Friday, September 19, 2008

Looted books: Hungen 1945

During the Second World War, the Allied command became increasingly aware of the effect that the war was having on culture, broadly imagined, and several committees were set up to try and assess, maybe even minimise, the damage. Priorities included the restitution of looted fine art, and the preservation of architectural heritage (this second, it is well to point out, in large part because of their concerns about the impact of Allied bombing in Europe).

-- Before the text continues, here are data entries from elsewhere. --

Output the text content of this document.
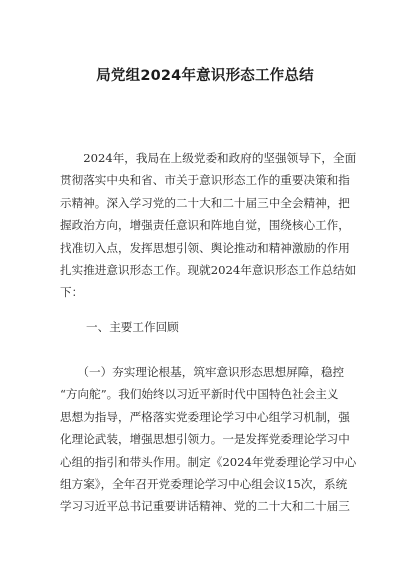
局党组2024年意识形态工作总结
　　2024年，我局在上级党委和政府的坚强领导下，全面
贯彻落实中央和省、市关于意识形态工作的重要决策和指
示精神。深入学习党的二十大和二十届三中全会精神，把
握政治方向，增强责任意识和阵地自觉，围绕核心工作，
找准切入点，发挥思想引领、舆论推动和精神激励的作用
扎实推进意识形态工作。现就2024年意识形态工作总结如
下：
一、主要工作回顾
　　（一）夯实理论根基，筑牢意识形态思想屏障，稳控
“方向舵”。我们始终以习近平新时代中国特色社会主义
思想为指导，严格落实党委理论学习中心组学习机制，强
化理论武装，增强思想引领力。一是发挥党委理论学习中
心组的指引和带头作用。制定《2024年党委理论学习中心
组方案》，全年召开党委理论学习中心组会议15次，系统
学习习近平总书记重要讲话精神、党的二十大和二十届三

This led to the creation of the 'Monuments, Fine Arts and Archives' office (MFAA), a small group of officers with backgrounds in fine arts. These officers were loosely attached to the ground forces, and would zoot about the continent armed with cameras and Baedekers, cataloguing the damage, doing makeshift repairs and, ultimately, collecting portable material into depots for possible restitution. Although few people had anticipated the size of the problem, one of the major concerns turned out to be looted books, many millions of which ended up in the American Zone of occupation.
This was partly because Frankfurt, the "capital" of the American Zone, had been destined to be the centre for Nazi research into the "Jewish Question", and thus housed an enormous number of books looted from the libraries of Europe. The biggest MFAA find was in Hungen, about 50 km north of Frankfurt, and these two photos show the before and after: books dumped in a cellar, followed by books being properly shelved and catalogued. Ultimately, these caches would lead to the creation of the Offenbach Archival Depot, but more on this another day.
These two photographs are from a contemporary article by the first professional librarian attached to the MFAA, Leslie Irlyn Poste (see his 'Books Go Home From the Wars', Library Journal 73 (1 December 1948), pp. 1699-1704).